South Africa tied the five match series with India 2-2, after the final match in Bengaluru on Sunday was rained out. The Proteas had been 2-0 up but Boucher reflected that in the third match, the batters weren’t as authoritative as they would have liked.

ALSO READ: Time in the nets will boost Bavuma’s strike rate says Boucher

“We slipped up in one game, where we almost didn’t want to pull the trigger and put their bowlers under pressure, we spoke about it…in game 4 we knew what we had to do, but the wicket was up and down, so our chat was about going out and playing our new way rather than going back to our default selves, which we were guilty of a year or so back.”

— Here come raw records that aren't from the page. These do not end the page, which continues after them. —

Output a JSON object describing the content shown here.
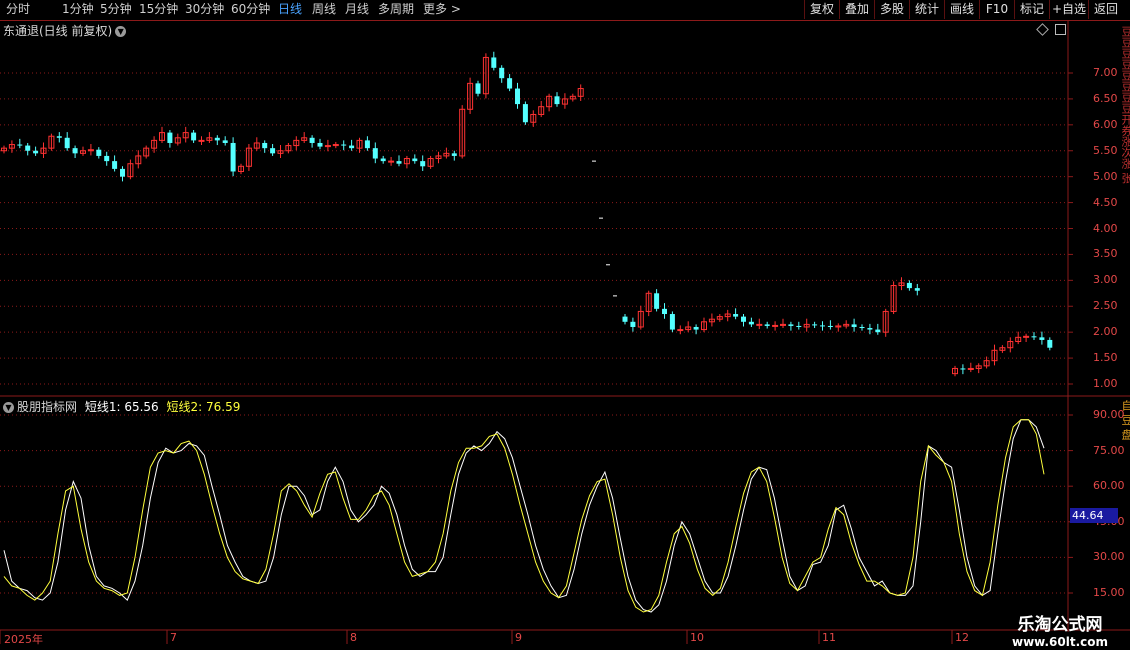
{
  "toolbar": {
    "periods": [
      "分时",
      "1分钟",
      "5分钟",
      "15分钟",
      "30分钟",
      "60分钟",
      "日线",
      "周线",
      "月线",
      "多周期",
      "更多 >"
    ],
    "active_index": 6,
    "right_buttons": [
      "复权",
      "叠加",
      "多股",
      "统计",
      "画线",
      "F10",
      "标记",
      "+自选",
      "返回"
    ]
  },
  "main_title": "东通退(日线 前复权)",
  "right_vertical_text_top": "豆豆豆豆豆豆豆豆开券涨次涨 张",
  "right_vertical_text_bottom": "自 豆 盘",
  "price_axis": [
    "7.00",
    "6.50",
    "6.00",
    "5.50",
    "5.00",
    "4.50",
    "4.00",
    "3.50",
    "3.00",
    "2.50",
    "2.00",
    "1.50",
    "1.00"
  ],
  "indicator": {
    "name": "股朋指标网",
    "line1_label": "短线1: 65.56",
    "line2_label": "短线2: 76.59",
    "axis": [
      "90.00",
      "75.00",
      "60.00",
      "45.00",
      "30.00",
      "15.00"
    ],
    "current_value": "44.64"
  },
  "x_axis": [
    "2025年",
    "7",
    "8",
    "9",
    "10",
    "11",
    "12"
  ],
  "watermark": {
    "name": "乐淘公式网",
    "url": "www.60lt.com"
  },
  "colors": {
    "up": "#ff3232",
    "down": "#54ffff",
    "line1": "#ffffff",
    "line2": "#ffff3c",
    "grid": "#8c1a1a"
  },
  "chart_data": [
    {
      "type": "candlestick",
      "title": "东通退(日线 前复权)",
      "ylim": [
        0.8,
        7.6
      ],
      "x_ticks": [
        "2025年",
        "7",
        "8",
        "9",
        "10",
        "11",
        "12"
      ],
      "segment1_closes": [
        5.55,
        5.62,
        5.6,
        5.5,
        5.45,
        5.55,
        5.78,
        5.75,
        5.55,
        5.45,
        5.5,
        5.52,
        5.4,
        5.3,
        5.15,
        5.0,
        5.25,
        5.4,
        5.55,
        5.7,
        5.85,
        5.65,
        5.75,
        5.85,
        5.7,
        5.7,
        5.75,
        5.7,
        5.65,
        5.1,
        5.2,
        5.55,
        5.65,
        5.55,
        5.45,
        5.5,
        5.6,
        5.7,
        5.75,
        5.65,
        5.58,
        5.6,
        5.62,
        5.6,
        5.55,
        5.7,
        5.55,
        5.35,
        5.3,
        5.3,
        5.25,
        5.35,
        5.3,
        5.2,
        5.35,
        5.4,
        5.45,
        5.4,
        6.3,
        6.8,
        6.6,
        7.3,
        7.1,
        6.9,
        6.7,
        6.4,
        6.05,
        6.2,
        6.35,
        6.55,
        6.4,
        6.5,
        6.55,
        6.7
      ],
      "gap_levels": [
        5.3,
        4.2,
        3.3,
        2.7
      ],
      "segment2_closes": [
        2.2,
        2.1,
        2.4,
        2.75,
        2.45,
        2.35,
        2.05,
        2.05,
        2.1,
        2.05,
        2.2,
        2.25,
        2.3,
        2.35,
        2.3,
        2.2,
        2.15,
        2.15,
        2.12,
        2.13,
        2.15,
        2.12,
        2.1,
        2.15,
        2.13,
        2.12,
        2.1,
        2.12,
        2.15,
        2.1,
        2.08,
        2.05,
        2.0,
        2.4,
        2.9,
        2.95,
        2.85,
        2.8
      ],
      "segment3_closes": [
        1.3,
        1.28,
        1.3,
        1.35,
        1.45,
        1.65,
        1.7,
        1.82,
        1.9,
        1.92,
        1.9,
        1.85,
        1.7
      ]
    },
    {
      "type": "line",
      "title": "股朋指标网",
      "ylim": [
        5,
        97
      ],
      "series": [
        {
          "name": "短线1",
          "values": [
            33,
            20,
            17,
            16,
            13,
            12,
            15,
            28,
            50,
            62,
            55,
            35,
            22,
            18,
            17,
            15,
            12,
            20,
            35,
            55,
            70,
            76,
            74,
            75,
            78,
            77,
            73,
            60,
            48,
            35,
            28,
            22,
            20,
            19,
            20,
            30,
            48,
            60,
            60,
            56,
            48,
            50,
            62,
            68,
            62,
            50,
            45,
            48,
            52,
            60,
            57,
            48,
            35,
            25,
            22,
            24,
            24,
            30,
            48,
            65,
            74,
            77,
            75,
            78,
            83,
            80,
            72,
            60,
            48,
            35,
            25,
            18,
            13,
            14,
            25,
            40,
            52,
            60,
            66,
            55,
            38,
            22,
            12,
            8,
            7,
            10,
            20,
            35,
            45,
            40,
            30,
            20,
            15,
            15,
            22,
            35,
            50,
            63,
            68,
            67,
            55,
            38,
            22,
            16,
            18,
            27,
            28,
            35,
            50,
            52,
            42,
            30,
            24,
            18,
            20,
            15,
            14,
            14,
            18,
            45,
            77,
            75,
            70,
            68,
            50,
            30,
            18,
            14,
            16,
            40,
            62,
            80,
            88,
            88,
            85,
            76
          ]
        },
        {
          "name": "短线2",
          "values": [
            22,
            18,
            17,
            14,
            12,
            15,
            20,
            40,
            58,
            60,
            42,
            28,
            20,
            17,
            16,
            14,
            15,
            30,
            50,
            68,
            74,
            75,
            74,
            78,
            79,
            75,
            65,
            52,
            40,
            30,
            24,
            21,
            20,
            19,
            25,
            40,
            58,
            61,
            58,
            52,
            47,
            57,
            65,
            66,
            55,
            46,
            46,
            50,
            56,
            58,
            52,
            40,
            28,
            22,
            23,
            24,
            28,
            40,
            58,
            70,
            76,
            76,
            77,
            81,
            82,
            76,
            65,
            52,
            40,
            28,
            20,
            15,
            13,
            18,
            32,
            46,
            56,
            62,
            63,
            48,
            30,
            16,
            9,
            7,
            8,
            14,
            28,
            40,
            43,
            36,
            25,
            17,
            14,
            17,
            28,
            43,
            57,
            66,
            68,
            62,
            47,
            30,
            19,
            16,
            22,
            28,
            30,
            42,
            51,
            48,
            36,
            27,
            20,
            20,
            18,
            15,
            14,
            15,
            30,
            62,
            77,
            73,
            70,
            62,
            40,
            24,
            16,
            14,
            28,
            52,
            72,
            85,
            88,
            88,
            82,
            65
          ]
        }
      ]
    }
  ]
}
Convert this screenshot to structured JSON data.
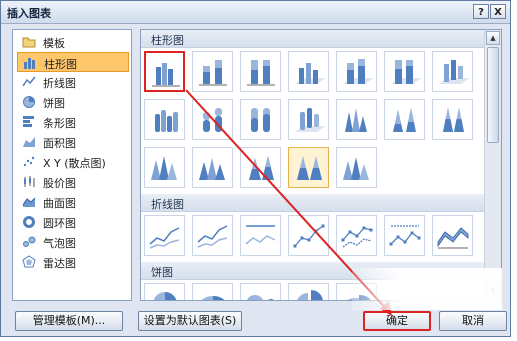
{
  "window": {
    "title": "插入图表",
    "help_label": "?",
    "close_label": "X"
  },
  "categories": [
    {
      "label": "模板",
      "icon": "folder-icon"
    },
    {
      "label": "柱形图",
      "icon": "column-chart-icon",
      "selected": true
    },
    {
      "label": "折线图",
      "icon": "line-chart-icon"
    },
    {
      "label": "饼图",
      "icon": "pie-chart-icon"
    },
    {
      "label": "条形图",
      "icon": "bar-chart-icon"
    },
    {
      "label": "面积图",
      "icon": "area-chart-icon"
    },
    {
      "label": "X Y (散点图)",
      "icon": "scatter-chart-icon"
    },
    {
      "label": "股价图",
      "icon": "stock-chart-icon"
    },
    {
      "label": "曲面图",
      "icon": "surface-chart-icon"
    },
    {
      "label": "圆环图",
      "icon": "doughnut-chart-icon"
    },
    {
      "label": "气泡图",
      "icon": "bubble-chart-icon"
    },
    {
      "label": "雷达图",
      "icon": "radar-chart-icon"
    }
  ],
  "gallery": {
    "sections": [
      {
        "title": "柱形图"
      },
      {
        "title": "折线图"
      },
      {
        "title": "饼图"
      }
    ]
  },
  "buttons": {
    "manage_templates": "管理模板(M)...",
    "set_default": "设置为默认图表(S)",
    "ok": "确定",
    "cancel": "取消"
  },
  "colors": {
    "selection": "#ffc76c",
    "annotation": "#dd2222",
    "accent_blue": "#4f7fc0"
  }
}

South Africa lost that match by 82 runs after being bowled out for 87 – but they felt better about going down swinging, than nudging the ball around looking for singles.

“I’ve got no doubt that going forward we will learn from that one mistake — commit to the new philosophy — and get into the right mindset,” Boucher remarked.

ALSO READ: ‘I’ll take 2-2’, says Boucher after T20 series in India

“Ultimately you can’t win a World Cup with a tentative mindset, you’ve got to go out and play. India and England have shown us in the way they play. It’s the way forward, especially in the shorter version of the game.”

As for improving those strike rates, that could be a matter of adding just one shot to the batter’s repertoire. “We’ve had conversations about the first 10 balls — what are the goals; is it (to score) 10 off 10 or 14 off 10? Straight away that is one boundary extra and (if you have) 14 off 10, your strike is 140. So the margins are not as big as people think they are.”

Boucher added that a small change in how the players think, will prove helpful. “It’s a mindset as well because some guys are not used to taking a risk in their first six balls. We probably got undone, in the third game, where our intent wasn’t where it should have been. It’s a little bit of everything.”

“Looking at it in its entirety you may think it’s nearly impossible for a guy to get a strike rate of 140 if he’s at 120 but it could be merely adding another shot to his repertoire that could change that.”

The goal for South Africa as it is for other teams will be the World Cup in Australia, which starts in late October. The Proteas have matches in Ireland, England and against India again before heading Down Under, and Boucher doesn’t expect many drastic changes in personnel in that period. “What’s important is to have a bit of continuity.”

He’d also like the World Cup bound group to get as much game time together before the tournament. “We have to understand there is a World Cup squad coming out soon, and some players are concerned if they will be in that squad — it’s always tough for players,” he said.

“Once you get the squad together the guys can go out there and buy into the way we want to play, they will feel comfortable, understand their roles, and we can start to settle with the starting eleven.”